Today I have read less newspapers than usual, but the ones I have seen have gone cold on the Second Front, except for the News Chronicle. [the Evening News published an anti-Second Front article (by General Brownrigg [1]) on its front page ] I remarked on this to Herbert Read [2] who said gloomily “The Government has told them to shut up about it”. [It is true of course that if they are intending to start something they must still seem to deny it.] Read said he thought the position in Russia was desperate and seemed very upset about it, though in the past he has been even more anti-Stalin than I. I said to him, “Don’t you feel quite differently towards the Russians now they are in a jam?” and he agreed. For that matter I felt quite differently towards England when I saw that England was in a jam. Looking back I see that I was anti-Russian (or more exactly anti-Stalin) during the years when Russia appeared to be powerful, militarily and politically, ie. 1933 to 1941. Before and after those dates I was pro-Russian. One could interpret this in several different ways.
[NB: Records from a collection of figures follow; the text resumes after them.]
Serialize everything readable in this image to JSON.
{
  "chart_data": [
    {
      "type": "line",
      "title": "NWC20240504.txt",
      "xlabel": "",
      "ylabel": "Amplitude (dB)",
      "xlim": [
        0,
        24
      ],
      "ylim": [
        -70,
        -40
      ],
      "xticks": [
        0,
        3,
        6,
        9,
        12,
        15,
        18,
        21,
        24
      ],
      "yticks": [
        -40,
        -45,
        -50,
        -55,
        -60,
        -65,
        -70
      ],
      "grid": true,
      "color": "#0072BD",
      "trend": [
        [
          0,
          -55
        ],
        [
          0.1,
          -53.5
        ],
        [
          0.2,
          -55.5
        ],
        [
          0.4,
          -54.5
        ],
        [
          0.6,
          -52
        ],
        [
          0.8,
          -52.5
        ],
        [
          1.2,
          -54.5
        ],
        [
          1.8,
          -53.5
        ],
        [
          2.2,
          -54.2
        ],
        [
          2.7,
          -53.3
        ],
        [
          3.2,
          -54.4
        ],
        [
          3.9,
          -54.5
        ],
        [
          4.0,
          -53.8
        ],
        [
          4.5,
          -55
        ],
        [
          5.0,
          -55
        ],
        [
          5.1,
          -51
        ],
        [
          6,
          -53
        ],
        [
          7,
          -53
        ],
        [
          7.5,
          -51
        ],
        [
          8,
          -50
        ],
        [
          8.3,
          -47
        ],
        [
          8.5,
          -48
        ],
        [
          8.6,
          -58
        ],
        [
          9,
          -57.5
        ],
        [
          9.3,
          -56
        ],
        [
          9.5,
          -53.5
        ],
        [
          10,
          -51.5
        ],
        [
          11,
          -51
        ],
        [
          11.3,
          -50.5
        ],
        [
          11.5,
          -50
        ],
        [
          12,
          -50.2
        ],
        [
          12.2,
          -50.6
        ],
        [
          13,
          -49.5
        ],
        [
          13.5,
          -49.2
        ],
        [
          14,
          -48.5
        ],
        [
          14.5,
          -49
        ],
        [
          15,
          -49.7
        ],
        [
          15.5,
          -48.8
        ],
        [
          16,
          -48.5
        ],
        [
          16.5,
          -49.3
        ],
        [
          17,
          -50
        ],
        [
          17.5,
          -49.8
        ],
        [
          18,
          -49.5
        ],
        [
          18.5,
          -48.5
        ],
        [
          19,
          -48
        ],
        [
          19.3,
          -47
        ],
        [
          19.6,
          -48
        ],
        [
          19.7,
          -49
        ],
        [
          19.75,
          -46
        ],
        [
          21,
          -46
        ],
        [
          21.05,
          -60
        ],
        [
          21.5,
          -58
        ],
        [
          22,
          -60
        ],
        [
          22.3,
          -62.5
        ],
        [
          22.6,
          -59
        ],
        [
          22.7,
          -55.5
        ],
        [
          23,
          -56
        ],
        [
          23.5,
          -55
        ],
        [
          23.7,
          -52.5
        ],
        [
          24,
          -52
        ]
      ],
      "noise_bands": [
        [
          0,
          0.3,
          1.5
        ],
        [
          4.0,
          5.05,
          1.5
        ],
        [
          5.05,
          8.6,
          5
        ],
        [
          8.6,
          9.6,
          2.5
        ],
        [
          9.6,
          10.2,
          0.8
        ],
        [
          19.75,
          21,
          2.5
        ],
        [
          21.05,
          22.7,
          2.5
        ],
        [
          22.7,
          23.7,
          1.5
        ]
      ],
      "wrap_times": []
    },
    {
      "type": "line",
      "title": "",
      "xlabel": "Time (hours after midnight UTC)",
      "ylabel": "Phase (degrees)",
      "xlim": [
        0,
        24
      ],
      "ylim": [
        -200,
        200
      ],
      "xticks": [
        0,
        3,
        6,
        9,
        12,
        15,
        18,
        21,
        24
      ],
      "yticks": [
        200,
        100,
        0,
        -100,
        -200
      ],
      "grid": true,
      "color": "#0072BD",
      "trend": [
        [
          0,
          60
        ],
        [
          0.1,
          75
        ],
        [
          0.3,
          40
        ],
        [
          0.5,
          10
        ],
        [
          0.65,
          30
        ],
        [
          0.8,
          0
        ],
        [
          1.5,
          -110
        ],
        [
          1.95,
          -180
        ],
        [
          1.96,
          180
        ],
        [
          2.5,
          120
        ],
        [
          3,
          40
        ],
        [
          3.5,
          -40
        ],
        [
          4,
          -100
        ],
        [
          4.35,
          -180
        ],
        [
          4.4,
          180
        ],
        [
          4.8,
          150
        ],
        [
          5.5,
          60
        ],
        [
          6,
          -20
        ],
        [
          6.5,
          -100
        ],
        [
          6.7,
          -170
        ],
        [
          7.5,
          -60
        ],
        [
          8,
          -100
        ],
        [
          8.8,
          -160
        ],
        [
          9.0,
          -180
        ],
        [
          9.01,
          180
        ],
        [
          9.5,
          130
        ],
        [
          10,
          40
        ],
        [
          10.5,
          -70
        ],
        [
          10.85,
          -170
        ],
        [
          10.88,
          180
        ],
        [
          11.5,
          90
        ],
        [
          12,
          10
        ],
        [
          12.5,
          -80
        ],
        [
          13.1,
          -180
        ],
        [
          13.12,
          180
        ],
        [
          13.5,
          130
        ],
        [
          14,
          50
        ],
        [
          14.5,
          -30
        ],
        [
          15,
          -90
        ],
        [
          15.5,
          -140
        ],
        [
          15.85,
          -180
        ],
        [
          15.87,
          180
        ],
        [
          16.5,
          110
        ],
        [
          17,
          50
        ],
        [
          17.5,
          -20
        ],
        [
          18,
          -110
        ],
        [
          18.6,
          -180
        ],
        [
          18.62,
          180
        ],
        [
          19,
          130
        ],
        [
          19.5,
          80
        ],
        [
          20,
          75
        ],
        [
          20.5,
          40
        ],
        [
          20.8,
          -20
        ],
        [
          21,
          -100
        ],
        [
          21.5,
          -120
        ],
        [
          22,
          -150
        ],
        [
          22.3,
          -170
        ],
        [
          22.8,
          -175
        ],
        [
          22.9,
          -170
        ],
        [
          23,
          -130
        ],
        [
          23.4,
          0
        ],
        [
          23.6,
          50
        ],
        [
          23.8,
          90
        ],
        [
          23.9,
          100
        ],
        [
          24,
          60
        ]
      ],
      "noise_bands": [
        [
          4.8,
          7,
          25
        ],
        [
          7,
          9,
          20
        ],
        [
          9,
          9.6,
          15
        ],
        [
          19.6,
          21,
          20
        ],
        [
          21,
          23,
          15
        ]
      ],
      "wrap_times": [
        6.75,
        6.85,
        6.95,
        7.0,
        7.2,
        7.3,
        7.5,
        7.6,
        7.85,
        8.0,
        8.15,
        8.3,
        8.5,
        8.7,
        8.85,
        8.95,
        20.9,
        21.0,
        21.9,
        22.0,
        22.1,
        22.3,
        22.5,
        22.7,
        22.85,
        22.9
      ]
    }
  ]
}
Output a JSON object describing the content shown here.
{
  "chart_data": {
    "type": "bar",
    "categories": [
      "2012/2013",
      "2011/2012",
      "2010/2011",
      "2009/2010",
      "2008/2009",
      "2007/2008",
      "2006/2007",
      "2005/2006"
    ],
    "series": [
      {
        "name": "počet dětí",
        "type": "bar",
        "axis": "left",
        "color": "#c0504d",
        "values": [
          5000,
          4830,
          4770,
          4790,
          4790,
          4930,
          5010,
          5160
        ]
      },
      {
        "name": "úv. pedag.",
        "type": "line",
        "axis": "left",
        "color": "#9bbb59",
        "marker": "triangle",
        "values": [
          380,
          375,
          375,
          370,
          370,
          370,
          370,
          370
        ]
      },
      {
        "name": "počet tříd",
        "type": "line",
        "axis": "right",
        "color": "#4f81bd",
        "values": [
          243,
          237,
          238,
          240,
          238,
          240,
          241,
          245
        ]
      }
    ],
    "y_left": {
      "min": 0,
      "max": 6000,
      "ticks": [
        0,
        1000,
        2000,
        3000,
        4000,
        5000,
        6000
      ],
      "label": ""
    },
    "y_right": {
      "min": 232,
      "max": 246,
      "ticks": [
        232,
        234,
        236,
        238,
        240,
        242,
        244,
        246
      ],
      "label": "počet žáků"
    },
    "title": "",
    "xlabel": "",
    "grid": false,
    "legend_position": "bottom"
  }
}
A small raid on the outskirts of London last night. The new rocket guns, some of which are [now] manned by Home Guards, [3] were in action [and are said to have brought down some planes (8 planes down altogether).]
This is the first time the Home Guard can properly be said to have been in action, a little over 2 years after its formation.
The Germans never admit damage to military objectives, but they acknowledge civilian casualties after our bigger raids. After the Hamburg raid of 2 nights ago they described the casualties as heavy. The papers here reproduce this with pride. Two years ago we would all have been aghast at the idea of killing civilians. I remember saying to someone during the blitz, when the RAF were hitting back as best they could, “In a year’s time you’ll see headlines in the Daily Express: ‘Successful raid on Berlin Orphanage. Babies Set on Fire’.” It hasn’t come to that yet, but that is the direction we are going in.
[1] Lieutenant-General Sir W. Douglas S. Brownrigg (1886-1946) was Adjutant-General to the British Expeditionary Force, 1939-40. He retired in 1940 but was appointed Zone and Sector Commander of the Home Guard, 1941.
[2] Herbert Read (1893-1968; Kt. 1953), poet, critic, educator and interpreter of modern art. Served in World War 1 (DSO, MC) and was particularly influential in the thirties and forties. He was assistant keeper at the Victoria & Albert Museum, and taught at Edinburgh University, 1931-2. Edited the Burlington Magazine, 1933-39. His Education through Art was an important influence after the war. He was an influential supporter of anarchism after World War 1 at least until he was knighted.
[3] The anti-aircraft branch of the Home Guard, under General Sir Frederick Pile (1884-1976, Bt.), was equipped with rocket launchers. These were each capable of firing two one-hundredweight rockets and were massed in batteries of sixty-four. Not all the rockets would necessarily be fired at once. The rockets were not particularly accurate, but they created a ‘box’ of shrapnel capable of damaging and bringing down planes. In my experience on rocket battery 101 at Iver, near Slough, they were not used against low-flying planes in built-up areas because they were liable to sheer off the roofs of houses surrounding the battery. Orwell probably dropped ‘now’ from the typescript because these guns, though to a small extent manned by full-time servicemen, were, like the spigot mortar, chiefly Home Guard weapons.